A shape moved in the dark.

Closer than the others.

Eren backed against the wall, the rod raised in front of him. His body hurt. His muscles burned. Fear was still in him, deep and instinctive, but beneath it now lived something harder. He had been awakened into a dead place and forced to survive the first thing that found him. He had been given a system with no explanation, a fragment of power with no comfort, and a single path deeper into the ruins.

The dead planet wanted him to move.

The memory of the woman's voice echoed again.

If the signal reaches a human mind, then we still have a chance.

A chance.

That was more than he had before.

His hand tightened around the rod. He looked toward the maintenance door. The blue arrow hovered there with unwavering calm, as if the system had decided the next step long before he had.

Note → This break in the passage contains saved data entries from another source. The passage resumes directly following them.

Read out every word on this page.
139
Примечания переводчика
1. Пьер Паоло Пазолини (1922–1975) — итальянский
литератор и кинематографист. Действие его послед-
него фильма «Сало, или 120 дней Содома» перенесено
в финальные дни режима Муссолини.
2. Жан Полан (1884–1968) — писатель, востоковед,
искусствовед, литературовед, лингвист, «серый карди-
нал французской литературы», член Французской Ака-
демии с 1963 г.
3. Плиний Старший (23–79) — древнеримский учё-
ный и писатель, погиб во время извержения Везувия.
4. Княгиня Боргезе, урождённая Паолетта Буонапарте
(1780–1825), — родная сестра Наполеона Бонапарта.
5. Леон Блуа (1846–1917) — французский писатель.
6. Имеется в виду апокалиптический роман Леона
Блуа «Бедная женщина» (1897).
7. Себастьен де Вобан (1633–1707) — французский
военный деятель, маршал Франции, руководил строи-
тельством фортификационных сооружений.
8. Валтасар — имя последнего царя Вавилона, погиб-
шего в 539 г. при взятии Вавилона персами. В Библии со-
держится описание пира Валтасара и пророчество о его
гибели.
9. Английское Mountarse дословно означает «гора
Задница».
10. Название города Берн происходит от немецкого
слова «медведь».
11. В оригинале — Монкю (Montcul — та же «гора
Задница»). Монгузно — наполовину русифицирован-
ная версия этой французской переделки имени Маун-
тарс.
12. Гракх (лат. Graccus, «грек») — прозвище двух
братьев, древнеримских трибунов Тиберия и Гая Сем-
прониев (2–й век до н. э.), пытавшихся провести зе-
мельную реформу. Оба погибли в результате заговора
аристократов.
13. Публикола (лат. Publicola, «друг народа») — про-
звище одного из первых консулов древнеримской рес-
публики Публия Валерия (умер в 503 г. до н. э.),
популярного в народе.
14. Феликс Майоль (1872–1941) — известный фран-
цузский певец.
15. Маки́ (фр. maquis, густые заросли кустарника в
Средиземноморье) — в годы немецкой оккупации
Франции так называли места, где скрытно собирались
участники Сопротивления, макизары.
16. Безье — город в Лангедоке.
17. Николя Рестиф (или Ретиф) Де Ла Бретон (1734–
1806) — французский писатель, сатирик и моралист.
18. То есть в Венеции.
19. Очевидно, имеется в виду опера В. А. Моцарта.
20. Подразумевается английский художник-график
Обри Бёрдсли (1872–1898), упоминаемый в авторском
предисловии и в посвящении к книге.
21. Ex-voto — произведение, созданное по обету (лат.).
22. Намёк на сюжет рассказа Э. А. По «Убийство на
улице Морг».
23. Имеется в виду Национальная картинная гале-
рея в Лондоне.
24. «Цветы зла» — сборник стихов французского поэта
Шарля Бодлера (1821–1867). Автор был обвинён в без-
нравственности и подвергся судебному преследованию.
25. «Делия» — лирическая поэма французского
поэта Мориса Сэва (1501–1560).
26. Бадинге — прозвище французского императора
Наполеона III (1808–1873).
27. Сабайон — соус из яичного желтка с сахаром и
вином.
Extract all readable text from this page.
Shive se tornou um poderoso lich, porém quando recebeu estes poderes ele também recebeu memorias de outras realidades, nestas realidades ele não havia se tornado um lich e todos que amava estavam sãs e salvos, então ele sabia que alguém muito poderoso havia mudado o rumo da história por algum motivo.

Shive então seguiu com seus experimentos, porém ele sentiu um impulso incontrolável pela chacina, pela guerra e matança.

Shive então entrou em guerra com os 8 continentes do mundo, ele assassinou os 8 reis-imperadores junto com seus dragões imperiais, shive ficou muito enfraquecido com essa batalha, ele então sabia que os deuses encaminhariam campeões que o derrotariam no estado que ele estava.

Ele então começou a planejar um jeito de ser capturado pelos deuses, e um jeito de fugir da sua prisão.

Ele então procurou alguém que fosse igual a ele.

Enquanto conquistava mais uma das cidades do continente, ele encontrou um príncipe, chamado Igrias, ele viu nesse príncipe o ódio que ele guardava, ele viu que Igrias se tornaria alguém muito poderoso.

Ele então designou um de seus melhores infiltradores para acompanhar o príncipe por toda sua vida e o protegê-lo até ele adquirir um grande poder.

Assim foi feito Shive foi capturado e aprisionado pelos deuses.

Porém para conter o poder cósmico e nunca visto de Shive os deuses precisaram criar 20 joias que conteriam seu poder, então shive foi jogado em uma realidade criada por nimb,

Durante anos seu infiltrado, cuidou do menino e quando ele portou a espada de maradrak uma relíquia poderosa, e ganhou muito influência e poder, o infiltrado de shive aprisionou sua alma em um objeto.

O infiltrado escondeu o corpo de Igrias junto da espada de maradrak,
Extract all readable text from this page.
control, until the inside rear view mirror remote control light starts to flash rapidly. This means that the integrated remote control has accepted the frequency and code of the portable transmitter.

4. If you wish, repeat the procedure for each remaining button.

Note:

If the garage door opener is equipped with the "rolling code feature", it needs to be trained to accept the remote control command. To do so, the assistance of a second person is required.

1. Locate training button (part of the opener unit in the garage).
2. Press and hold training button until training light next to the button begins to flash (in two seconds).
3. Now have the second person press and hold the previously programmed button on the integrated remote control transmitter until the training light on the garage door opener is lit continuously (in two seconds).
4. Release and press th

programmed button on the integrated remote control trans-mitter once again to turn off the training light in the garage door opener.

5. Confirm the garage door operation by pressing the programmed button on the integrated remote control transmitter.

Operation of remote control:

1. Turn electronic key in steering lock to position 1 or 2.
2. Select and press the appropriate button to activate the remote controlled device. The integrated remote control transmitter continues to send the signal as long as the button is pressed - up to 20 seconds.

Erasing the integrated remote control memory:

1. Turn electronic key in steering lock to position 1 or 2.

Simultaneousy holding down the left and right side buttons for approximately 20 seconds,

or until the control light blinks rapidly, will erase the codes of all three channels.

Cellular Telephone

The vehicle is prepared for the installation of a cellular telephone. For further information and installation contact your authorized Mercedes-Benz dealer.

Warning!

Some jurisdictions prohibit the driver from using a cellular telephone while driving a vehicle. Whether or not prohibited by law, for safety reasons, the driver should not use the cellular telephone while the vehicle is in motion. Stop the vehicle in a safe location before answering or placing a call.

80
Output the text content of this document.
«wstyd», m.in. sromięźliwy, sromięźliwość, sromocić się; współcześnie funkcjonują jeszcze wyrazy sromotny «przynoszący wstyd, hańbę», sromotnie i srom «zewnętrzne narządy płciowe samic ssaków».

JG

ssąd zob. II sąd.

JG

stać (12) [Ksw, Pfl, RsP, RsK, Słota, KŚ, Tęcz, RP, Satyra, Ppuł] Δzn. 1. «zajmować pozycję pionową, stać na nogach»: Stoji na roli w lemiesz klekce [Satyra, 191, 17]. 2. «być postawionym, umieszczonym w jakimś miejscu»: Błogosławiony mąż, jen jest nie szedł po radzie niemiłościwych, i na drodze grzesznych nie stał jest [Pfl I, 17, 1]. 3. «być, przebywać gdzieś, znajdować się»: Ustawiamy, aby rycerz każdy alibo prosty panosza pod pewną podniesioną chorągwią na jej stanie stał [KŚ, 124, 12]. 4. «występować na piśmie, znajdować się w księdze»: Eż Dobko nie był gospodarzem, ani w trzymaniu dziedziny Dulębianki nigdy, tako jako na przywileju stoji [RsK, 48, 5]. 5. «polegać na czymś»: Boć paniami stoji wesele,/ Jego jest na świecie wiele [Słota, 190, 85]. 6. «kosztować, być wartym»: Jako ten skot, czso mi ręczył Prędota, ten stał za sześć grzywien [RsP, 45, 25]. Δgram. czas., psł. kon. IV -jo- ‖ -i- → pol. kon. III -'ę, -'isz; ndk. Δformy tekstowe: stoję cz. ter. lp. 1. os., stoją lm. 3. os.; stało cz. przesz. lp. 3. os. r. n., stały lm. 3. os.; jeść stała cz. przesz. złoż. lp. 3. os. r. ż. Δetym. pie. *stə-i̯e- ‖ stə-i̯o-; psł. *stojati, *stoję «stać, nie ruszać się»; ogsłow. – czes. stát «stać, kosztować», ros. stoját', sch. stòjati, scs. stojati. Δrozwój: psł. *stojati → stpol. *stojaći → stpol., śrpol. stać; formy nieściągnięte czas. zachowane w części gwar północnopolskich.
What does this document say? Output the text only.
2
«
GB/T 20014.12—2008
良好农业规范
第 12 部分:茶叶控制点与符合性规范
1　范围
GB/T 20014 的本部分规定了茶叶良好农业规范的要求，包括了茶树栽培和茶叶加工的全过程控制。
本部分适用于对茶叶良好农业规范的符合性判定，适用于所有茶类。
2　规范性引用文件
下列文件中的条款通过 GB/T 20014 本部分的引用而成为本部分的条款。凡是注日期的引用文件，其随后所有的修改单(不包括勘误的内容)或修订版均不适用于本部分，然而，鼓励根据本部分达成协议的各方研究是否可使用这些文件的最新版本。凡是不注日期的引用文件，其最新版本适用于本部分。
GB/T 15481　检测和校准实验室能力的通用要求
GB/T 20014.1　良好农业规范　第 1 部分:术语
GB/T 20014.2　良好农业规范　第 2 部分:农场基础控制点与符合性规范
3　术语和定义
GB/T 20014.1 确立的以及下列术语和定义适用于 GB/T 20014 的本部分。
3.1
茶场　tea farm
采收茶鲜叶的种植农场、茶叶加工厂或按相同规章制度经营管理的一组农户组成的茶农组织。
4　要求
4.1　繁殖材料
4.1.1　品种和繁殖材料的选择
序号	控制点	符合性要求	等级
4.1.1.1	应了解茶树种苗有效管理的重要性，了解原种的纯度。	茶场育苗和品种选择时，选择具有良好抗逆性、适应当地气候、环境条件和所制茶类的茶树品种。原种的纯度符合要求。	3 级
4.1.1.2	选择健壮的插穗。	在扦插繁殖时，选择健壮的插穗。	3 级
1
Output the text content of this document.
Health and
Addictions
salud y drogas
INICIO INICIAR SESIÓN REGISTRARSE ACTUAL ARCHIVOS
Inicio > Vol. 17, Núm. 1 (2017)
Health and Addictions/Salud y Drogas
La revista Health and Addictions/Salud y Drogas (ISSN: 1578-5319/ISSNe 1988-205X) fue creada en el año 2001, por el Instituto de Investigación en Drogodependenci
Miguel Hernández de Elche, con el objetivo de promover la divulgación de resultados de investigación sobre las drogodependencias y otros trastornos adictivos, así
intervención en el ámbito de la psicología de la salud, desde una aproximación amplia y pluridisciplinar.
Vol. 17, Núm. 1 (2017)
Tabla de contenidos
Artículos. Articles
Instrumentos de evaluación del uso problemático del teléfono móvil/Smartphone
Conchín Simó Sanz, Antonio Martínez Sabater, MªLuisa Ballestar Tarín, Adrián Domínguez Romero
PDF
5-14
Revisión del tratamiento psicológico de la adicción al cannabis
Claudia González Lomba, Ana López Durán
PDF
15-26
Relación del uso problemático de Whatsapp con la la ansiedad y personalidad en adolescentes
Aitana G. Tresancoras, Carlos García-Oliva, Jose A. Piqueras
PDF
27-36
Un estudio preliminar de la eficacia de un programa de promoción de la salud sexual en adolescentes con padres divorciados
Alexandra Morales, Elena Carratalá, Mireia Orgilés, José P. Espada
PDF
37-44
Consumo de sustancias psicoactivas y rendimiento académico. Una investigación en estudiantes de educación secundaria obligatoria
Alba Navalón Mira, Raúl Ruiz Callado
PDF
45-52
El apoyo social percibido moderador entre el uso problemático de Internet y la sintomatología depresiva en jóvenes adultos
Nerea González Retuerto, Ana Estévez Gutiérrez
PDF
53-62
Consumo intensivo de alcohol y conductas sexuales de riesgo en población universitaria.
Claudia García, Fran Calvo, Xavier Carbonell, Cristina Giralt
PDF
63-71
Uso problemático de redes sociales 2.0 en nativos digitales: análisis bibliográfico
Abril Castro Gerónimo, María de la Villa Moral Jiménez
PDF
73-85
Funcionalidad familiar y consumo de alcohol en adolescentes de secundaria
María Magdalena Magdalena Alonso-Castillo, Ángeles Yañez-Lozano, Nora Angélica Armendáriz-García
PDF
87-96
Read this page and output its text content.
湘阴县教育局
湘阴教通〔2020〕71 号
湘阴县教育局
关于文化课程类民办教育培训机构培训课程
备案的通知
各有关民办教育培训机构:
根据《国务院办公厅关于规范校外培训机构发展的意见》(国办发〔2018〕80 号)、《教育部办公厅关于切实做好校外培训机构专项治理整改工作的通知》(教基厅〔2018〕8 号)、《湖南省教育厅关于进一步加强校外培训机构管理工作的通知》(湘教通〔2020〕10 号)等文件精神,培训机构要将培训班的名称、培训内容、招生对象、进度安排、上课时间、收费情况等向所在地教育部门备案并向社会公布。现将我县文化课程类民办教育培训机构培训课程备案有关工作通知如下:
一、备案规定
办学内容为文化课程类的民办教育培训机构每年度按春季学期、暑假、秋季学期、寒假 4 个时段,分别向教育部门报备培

"Fine," Eren whispered into the dark, his voice rough but steady enough to surprise even himself. "If this is all that is left… then I'll see it through."

The sigil on his wrist pulsed once, almost as if in answer.

Then the first Drifter stepped out of the darkness.

Eren moved before fear could stop him.

And somewhere deep beneath the dead planet, something ancient and silent finally noticed that the Archive had awakened.